Grigg studied architecture at the University of Virginia in the late-1920s. Between 1929 and 1933, he worked on restorations at Colonial Williamsburg. In 1933, he established his office in Charlottesville and built or renovated several homes and buildings. Floyd Johnson was added as a partner in 1936. That partnership lasted until 1940, when Grigg associated with William Newton Hale, Jr.. By 1977, the firm was known as Grigg, Wood and Browne, and over time became Dalgliesh Gilpin Paxton Architects. Some of his work:

Charlottesville, where Grigg lived for most of his life, has a rich concentration of Grigg houses designed in the years between 1940 and 1964. On some of these he collaborated with William N. Hale with whom he was in partnership from the mid-40s until the early 50s. The houses are located primarily in the Meadowbrook Hills section and Farmington. On Hessian Road one can see a cluster of several fine examples of various sizes and proportions. Because of the number of houses on this street, at one time there was a movement afoot to rename it “Grigg Alley”.

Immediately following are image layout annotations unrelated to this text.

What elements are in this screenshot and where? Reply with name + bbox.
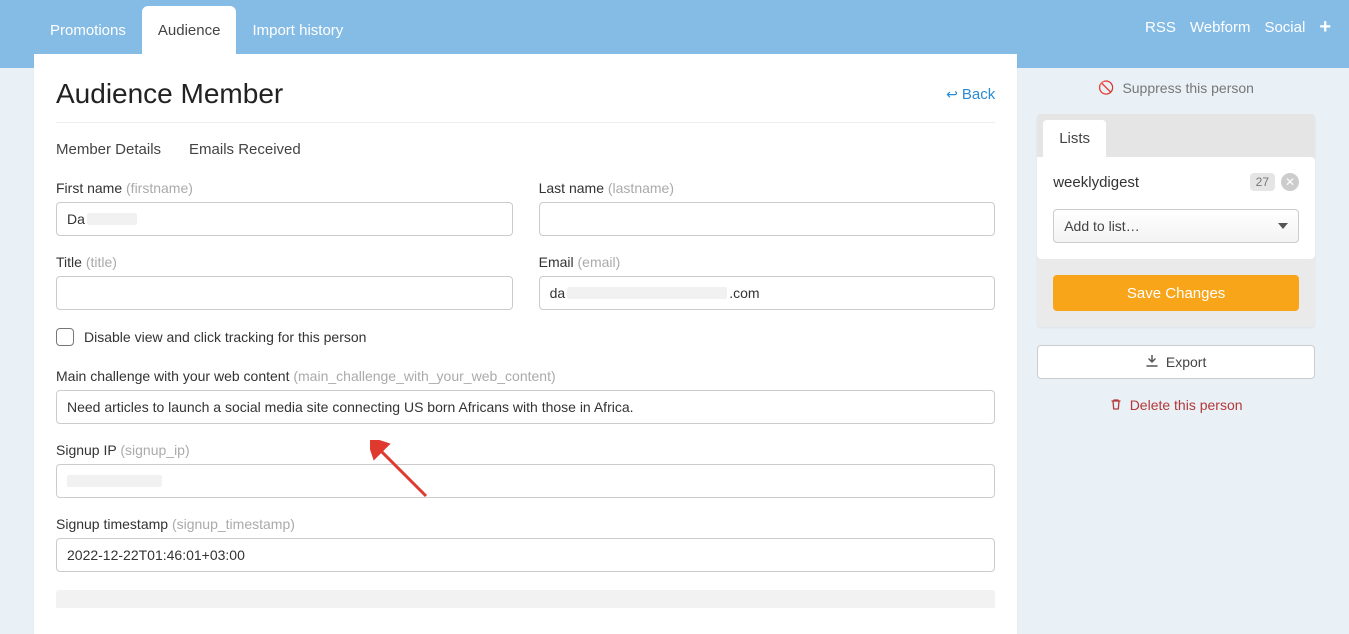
label-firstname: First name (firstname) bbox=[56, 180, 513, 196]
redacted-firstname bbox=[87, 213, 137, 225]
page-title: Audience Member bbox=[56, 78, 283, 110]
trash-icon bbox=[1110, 397, 1122, 413]
topbar-right-links: RSS Webform Social + bbox=[1145, 0, 1339, 54]
label-lastname: Last name (lastname) bbox=[539, 180, 996, 196]
tab-import-history[interactable]: Import history bbox=[236, 6, 359, 54]
sub-tabs: Member Details Emails Received bbox=[34, 129, 995, 180]
lists-tab[interactable]: Lists bbox=[1043, 120, 1106, 157]
download-icon bbox=[1146, 354, 1158, 370]
main-challenge-input[interactable] bbox=[56, 390, 995, 424]
label-signup-ip: Signup IP (signup_ip) bbox=[56, 442, 995, 458]
suppress-icon: 🚫 bbox=[1098, 80, 1114, 96]
back-arrow-icon: ↩ bbox=[946, 86, 958, 103]
export-button[interactable]: Export bbox=[1037, 345, 1315, 379]
email-input[interactable]: da.com bbox=[539, 276, 996, 310]
label-signup-timestamp: Signup timestamp (signup_timestamp) bbox=[56, 516, 995, 532]
save-changes-button[interactable]: Save Changes bbox=[1053, 275, 1299, 311]
main-panel: Audience Member ↩ Back Member Details Em… bbox=[34, 54, 1017, 634]
sidebar: 🚫 Suppress this person Lists weeklydiges… bbox=[1037, 54, 1315, 634]
redacted-signup-ip bbox=[67, 475, 162, 487]
list-name[interactable]: weeklydigest bbox=[1053, 174, 1139, 191]
add-to-list-select[interactable]: Add to list… bbox=[1053, 209, 1299, 243]
tab-promotions[interactable]: Promotions bbox=[34, 6, 142, 54]
primary-tabs: Promotions Audience Import history bbox=[34, 0, 359, 54]
list-count-badge: 27 bbox=[1250, 173, 1275, 191]
subtab-member-details[interactable]: Member Details bbox=[56, 141, 161, 158]
signup-timestamp-input[interactable] bbox=[56, 538, 995, 572]
lastname-input[interactable] bbox=[539, 202, 996, 236]
disable-tracking-label: Disable view and click tracking for this… bbox=[84, 329, 366, 345]
remove-list-icon[interactable]: ✕ bbox=[1281, 173, 1299, 191]
member-form: First name (firstname) Da Last name (las… bbox=[56, 180, 995, 572]
back-link-label: Back bbox=[962, 86, 995, 103]
subtab-emails-received[interactable]: Emails Received bbox=[189, 141, 301, 158]
rss-link[interactable]: RSS bbox=[1145, 19, 1176, 36]
lists-card: Lists weeklydigest 27 ✕ Add to list… Sav… bbox=[1037, 114, 1315, 327]
plus-icon[interactable]: + bbox=[1319, 17, 1331, 37]
redacted-email bbox=[567, 287, 727, 299]
social-link[interactable]: Social bbox=[1264, 19, 1305, 36]
label-main-challenge: Main challenge with your web content (ma… bbox=[56, 368, 995, 384]
label-title: Title (title) bbox=[56, 254, 513, 270]
tab-audience[interactable]: Audience bbox=[142, 6, 237, 54]
label-email: Email (email) bbox=[539, 254, 996, 270]
delete-person-link[interactable]: Delete this person bbox=[1037, 397, 1315, 413]
section-divider bbox=[56, 590, 995, 608]
back-link[interactable]: ↩ Back bbox=[946, 86, 995, 103]
chevron-down-icon bbox=[1278, 223, 1288, 229]
list-row: weeklydigest 27 ✕ bbox=[1053, 173, 1299, 191]
title-input[interactable] bbox=[56, 276, 513, 310]
top-navbar: Promotions Audience Import history RSS W… bbox=[0, 0, 1349, 54]
suppress-person-link[interactable]: 🚫 Suppress this person bbox=[1037, 68, 1315, 114]
signup-ip-input[interactable] bbox=[56, 464, 995, 498]
firstname-input[interactable]: Da bbox=[56, 202, 513, 236]
webform-link[interactable]: Webform bbox=[1190, 19, 1251, 36]
disable-tracking-checkbox[interactable] bbox=[56, 328, 74, 346]
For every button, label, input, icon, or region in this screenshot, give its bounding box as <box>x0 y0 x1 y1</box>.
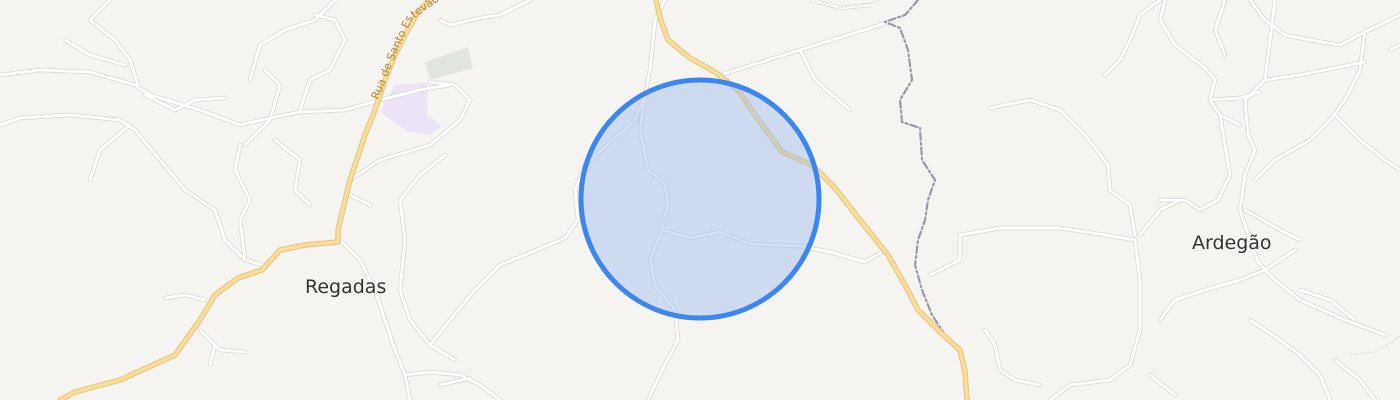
park-area <box>425 47 473 80</box>
map-canvas[interactable]: Rua de Santo Estevão Regadas Ardegão <box>0 0 1400 400</box>
place-label-ardegao: Ardegão <box>1192 232 1272 254</box>
admin-boundary <box>883 0 969 400</box>
map-layer: Rua de Santo Estevão <box>0 0 1400 400</box>
place-label-regadas: Regadas <box>305 276 387 298</box>
accuracy-circle[interactable] <box>578 77 822 321</box>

While Grigg was an architect clearly rooted in the past whose great interest was architectural preservation, it is hard to pigeonhole him for he worked on such a wide range of disparate buildings and projects during his career including Walter Reed Hospital in Washington D.C.; Marion duPont Scott’s art moderne Red Room at Montpelier; the annex of the United States embassy in Canberra, Australia, where he created quite an uproar over his insistence on importing brick (at great expense—the bricks cost $15,208;the shipping, $22,614) all the way from Virginia; numerous municipal buildings and hundreds of churches. In addition, he developed a system for creating prefabricated houses in post-World War II France using surplus aircraft aluminum, and he worked on the psychological effects of color to be used in medical facilities.